Já o ODS 13 – Ação contra a mudança global do clima é traduzido na divindade “Iroko/Tempo – senhor dos Tempos e do Clima”, propondo entre as metas para a diminuição da “pegada ecológica” dos terreiros e o combate ao descaso em relação à falta de auxílio às comunidades vítimas de desastres naturais. 

A “pegada ecológica” é uma metodologia de contabilidade ambiental para analisar os impactos do consumo das populações sobre os recursos ambientais. Criada por pesquisadores da Global Footprint Network (GFN), é uma ferramenta que permite repensar esse consumo para que possa ser readequado respeitando a capacidade dos recursos naturais da Mãe Terra.

Povos de terreiros e mudanças climáticas

Os povos de terreiros desde a ECO-92 têm participado ativamente do debate em torno das mudanças climáticas, engajamento que se aprofundou a partir da Cúpula dos Povos na Rio +20, onde defenderam os bens comuns e o embate à mercantilização da vida.

Nesse sentido, a defesa de um eixo específico contemplando a cosmovisão dos povos vem da necessidade de avanços na salvaguarda e proteção das comunidades tradicionais, aliada ao enfrentamento da intolerância religiosa, do silenciamento e da falta de políticas públicas a essa população.

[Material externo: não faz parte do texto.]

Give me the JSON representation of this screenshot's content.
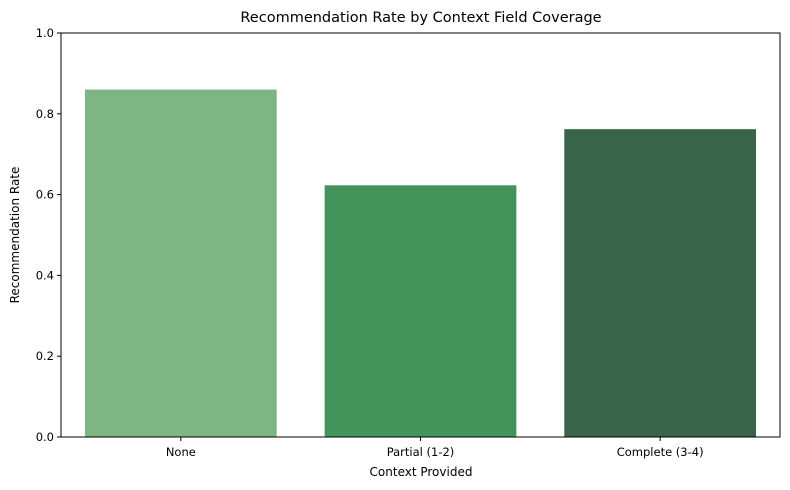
{
  "chart_data": {
    "type": "bar",
    "title": "Recommendation Rate by Context Field Coverage",
    "xlabel": "Context Provided",
    "ylabel": "Recommendation Rate",
    "categories": [
      "None",
      "Partial (1-2)",
      "Complete (3-4)"
    ],
    "values": [
      0.86,
      0.623,
      0.762
    ],
    "colors": [
      "#7db585",
      "#43935a",
      "#3a6449"
    ],
    "ylim": [
      0,
      1
    ],
    "yticks": [
      "0.0",
      "0.2",
      "0.4",
      "0.6",
      "0.8",
      "1.0"
    ],
    "grid": false,
    "legend": "none"
  }
}
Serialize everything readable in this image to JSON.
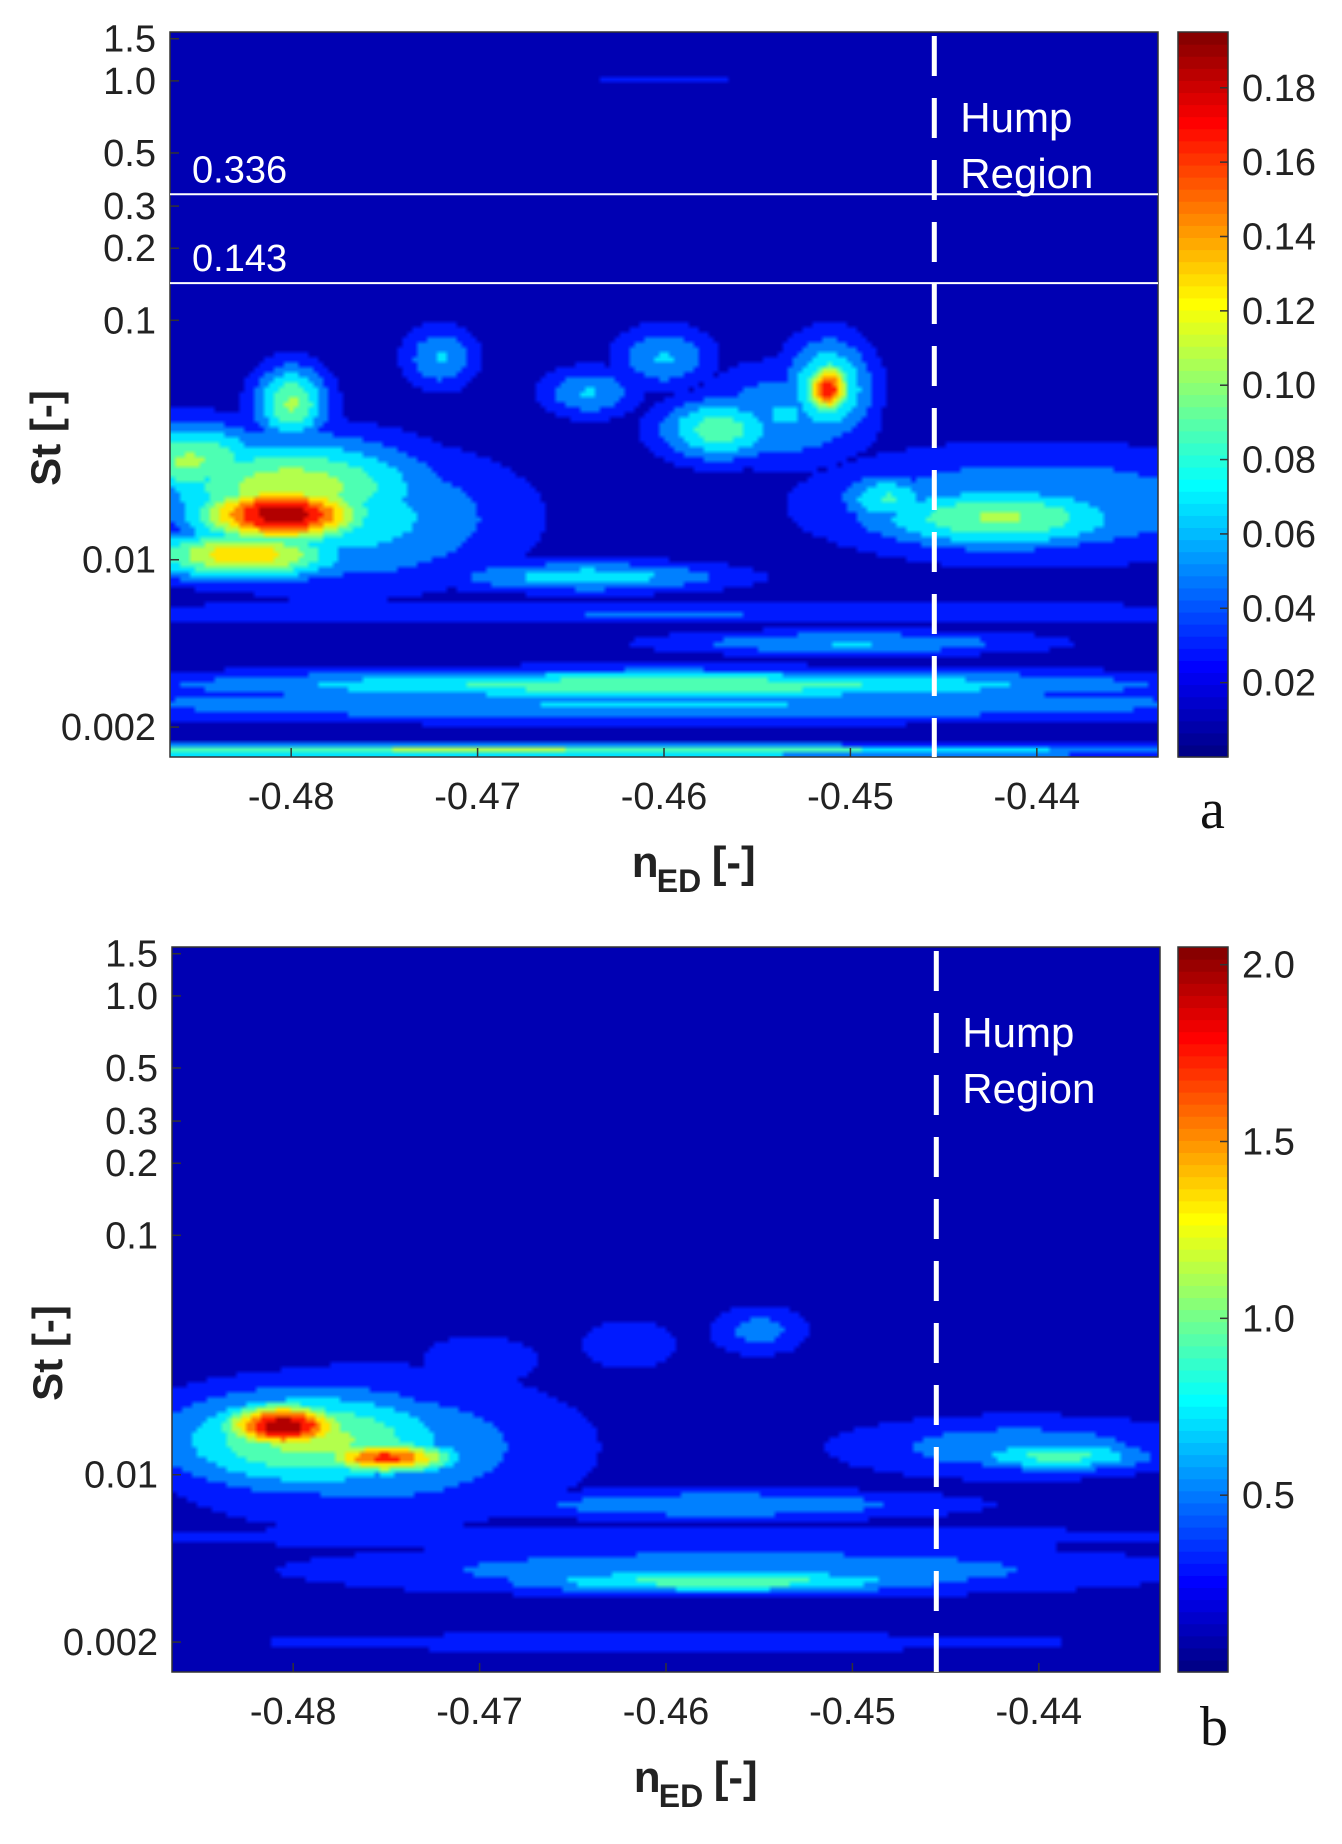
{
  "chart_data": [
    {
      "panel": "a",
      "type": "heatmap",
      "title": "",
      "xlabel": "n",
      "xlabel_sub": "ED",
      "xlabel_unit": "[-]",
      "ylabel": "St [-]",
      "xlim": [
        -0.4865,
        -0.4335
      ],
      "x_ticks": [
        -0.48,
        -0.47,
        -0.46,
        -0.45,
        -0.44
      ],
      "x_tick_labels": [
        "-0.48",
        "-0.47",
        "-0.46",
        "-0.45",
        "-0.44"
      ],
      "y_scale": "log",
      "ylim": [
        0.0015,
        1.6
      ],
      "y_ticks": [
        0.002,
        0.01,
        0.1,
        0.2,
        0.3,
        0.5,
        1.0,
        1.5
      ],
      "y_tick_labels": [
        "0.002",
        "0.01",
        "0.1",
        "0.2",
        "0.3",
        "0.5",
        "1.0",
        "1.5"
      ],
      "colorbar": {
        "min": 0.0,
        "max": 0.195,
        "ticks": [
          0.02,
          0.04,
          0.06,
          0.08,
          0.1,
          0.12,
          0.14,
          0.16,
          0.18
        ],
        "tick_labels": [
          "0.02",
          "0.04",
          "0.06",
          "0.08",
          "0.10",
          "0.12",
          "0.14",
          "0.16",
          "0.18"
        ],
        "colormap": "jet"
      },
      "reference_lines": [
        {
          "St": 0.336,
          "label": "0.336"
        },
        {
          "St": 0.143,
          "label": "0.143"
        }
      ],
      "hump_boundary_x": -0.4455,
      "annotation": [
        "Hump",
        "Region"
      ],
      "panel_label": "a",
      "blobs": [
        {
          "x": -0.4805,
          "st": 0.0155,
          "rx": 0.0034,
          "ry": 0.09,
          "v": 0.19
        },
        {
          "x": -0.48,
          "st": 0.02,
          "rx": 0.0055,
          "ry": 0.16,
          "v": 0.11
        },
        {
          "x": -0.4825,
          "st": 0.0105,
          "rx": 0.004,
          "ry": 0.08,
          "v": 0.13
        },
        {
          "x": -0.4775,
          "st": 0.015,
          "rx": 0.007,
          "ry": 0.22,
          "v": 0.07
        },
        {
          "x": -0.4855,
          "st": 0.026,
          "rx": 0.0035,
          "ry": 0.12,
          "v": 0.1
        },
        {
          "x": -0.48,
          "st": 0.045,
          "rx": 0.0015,
          "ry": 0.12,
          "v": 0.1
        },
        {
          "x": -0.4512,
          "st": 0.052,
          "rx": 0.0009,
          "ry": 0.08,
          "v": 0.17
        },
        {
          "x": -0.4512,
          "st": 0.052,
          "rx": 0.0018,
          "ry": 0.16,
          "v": 0.09
        },
        {
          "x": -0.457,
          "st": 0.035,
          "rx": 0.0025,
          "ry": 0.1,
          "v": 0.09
        },
        {
          "x": -0.4535,
          "st": 0.04,
          "rx": 0.0035,
          "ry": 0.16,
          "v": 0.06
        },
        {
          "x": -0.448,
          "st": 0.018,
          "rx": 0.002,
          "ry": 0.08,
          "v": 0.08
        },
        {
          "x": -0.442,
          "st": 0.015,
          "rx": 0.0055,
          "ry": 0.1,
          "v": 0.1
        },
        {
          "x": -0.44,
          "st": 0.017,
          "rx": 0.009,
          "ry": 0.18,
          "v": 0.06
        },
        {
          "x": -0.464,
          "st": 0.05,
          "rx": 0.002,
          "ry": 0.08,
          "v": 0.06
        },
        {
          "x": -0.472,
          "st": 0.07,
          "rx": 0.0015,
          "ry": 0.1,
          "v": 0.06
        },
        {
          "x": -0.46,
          "st": 0.07,
          "rx": 0.002,
          "ry": 0.1,
          "v": 0.06
        },
        {
          "x": -0.464,
          "st": 0.0085,
          "rx": 0.006,
          "ry": 0.05,
          "v": 0.07
        },
        {
          "x": -0.46,
          "st": 0.003,
          "rx": 0.02,
          "ry": 0.05,
          "v": 0.09
        },
        {
          "x": -0.46,
          "st": 0.0025,
          "rx": 0.03,
          "ry": 0.06,
          "v": 0.06
        },
        {
          "x": -0.45,
          "st": 0.0045,
          "rx": 0.008,
          "ry": 0.04,
          "v": 0.06
        },
        {
          "x": -0.47,
          "st": 0.0016,
          "rx": 0.03,
          "ry": 0.02,
          "v": 0.1
        },
        {
          "x": -0.46,
          "st": 0.006,
          "rx": 0.03,
          "ry": 0.04,
          "v": 0.04
        },
        {
          "x": -0.46,
          "st": 1.0,
          "rx": 0.03,
          "ry": 0.03,
          "v": 0.02
        }
      ]
    },
    {
      "panel": "b",
      "type": "heatmap",
      "title": "",
      "xlabel": "n",
      "xlabel_sub": "ED",
      "xlabel_unit": "[-]",
      "ylabel": "St [-]",
      "xlim": [
        -0.4865,
        -0.4335
      ],
      "x_ticks": [
        -0.48,
        -0.47,
        -0.46,
        -0.45,
        -0.44
      ],
      "x_tick_labels": [
        "-0.48",
        "-0.47",
        "-0.46",
        "-0.45",
        "-0.44"
      ],
      "y_scale": "log",
      "ylim": [
        0.0015,
        1.6
      ],
      "y_ticks": [
        0.002,
        0.01,
        0.1,
        0.2,
        0.3,
        0.5,
        1.0,
        1.5
      ],
      "y_tick_labels": [
        "0.002",
        "0.01",
        "0.1",
        "0.2",
        "0.3",
        "0.5",
        "1.0",
        "1.5"
      ],
      "colorbar": {
        "min": 0.0,
        "max": 2.05,
        "ticks": [
          0.5,
          1.0,
          1.5,
          2.0
        ],
        "tick_labels": [
          "0.5",
          "1.0",
          "1.5",
          "2.0"
        ],
        "colormap": "jet"
      },
      "reference_lines": [],
      "hump_boundary_x": -0.4455,
      "annotation": [
        "Hump",
        "Region"
      ],
      "panel_label": "b",
      "blobs": [
        {
          "x": -0.4805,
          "st": 0.016,
          "rx": 0.0025,
          "ry": 0.07,
          "v": 2.0
        },
        {
          "x": -0.475,
          "st": 0.0118,
          "rx": 0.0028,
          "ry": 0.05,
          "v": 1.7
        },
        {
          "x": -0.479,
          "st": 0.014,
          "rx": 0.006,
          "ry": 0.16,
          "v": 1.1
        },
        {
          "x": -0.476,
          "st": 0.013,
          "rx": 0.0085,
          "ry": 0.24,
          "v": 0.6
        },
        {
          "x": -0.457,
          "st": 0.0036,
          "rx": 0.009,
          "ry": 0.04,
          "v": 0.95
        },
        {
          "x": -0.456,
          "st": 0.004,
          "rx": 0.017,
          "ry": 0.08,
          "v": 0.6
        },
        {
          "x": -0.457,
          "st": 0.0075,
          "rx": 0.01,
          "ry": 0.05,
          "v": 0.6
        },
        {
          "x": -0.439,
          "st": 0.012,
          "rx": 0.004,
          "ry": 0.05,
          "v": 0.9
        },
        {
          "x": -0.441,
          "st": 0.013,
          "rx": 0.0075,
          "ry": 0.1,
          "v": 0.55
        },
        {
          "x": -0.47,
          "st": 0.03,
          "rx": 0.003,
          "ry": 0.1,
          "v": 0.35
        },
        {
          "x": -0.462,
          "st": 0.035,
          "rx": 0.0025,
          "ry": 0.1,
          "v": 0.35
        },
        {
          "x": -0.455,
          "st": 0.04,
          "rx": 0.002,
          "ry": 0.08,
          "v": 0.5
        },
        {
          "x": -0.46,
          "st": 0.002,
          "rx": 0.035,
          "ry": 0.06,
          "v": 0.25
        },
        {
          "x": -0.46,
          "st": 0.0055,
          "rx": 0.035,
          "ry": 0.05,
          "v": 0.3
        },
        {
          "x": -0.46,
          "st": 0.08,
          "rx": 0.025,
          "ry": 0.25,
          "v": 0.18
        }
      ]
    }
  ]
}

“Discutir a Agenda 2030 a partir da realidade e da cosmovisão dos povos de terreiro é fundamental para tornar popular e acessível esse debate e colocá-lo à serviço das populações e comunidades que de fato são as mais impactadas por esse modelo de desenvolvimento hegemônico racista e patriarcal. Sobretudo garantir a proteção dos povos que, com sua resistência ancestral, garantiram a perpetuação das espécies e da biodiversidade, a preservação da memória e territorialidades e, portanto, a reprodução da vida” afirma Aline Lima, umbandista e coordenadora geral do Instituto PACS.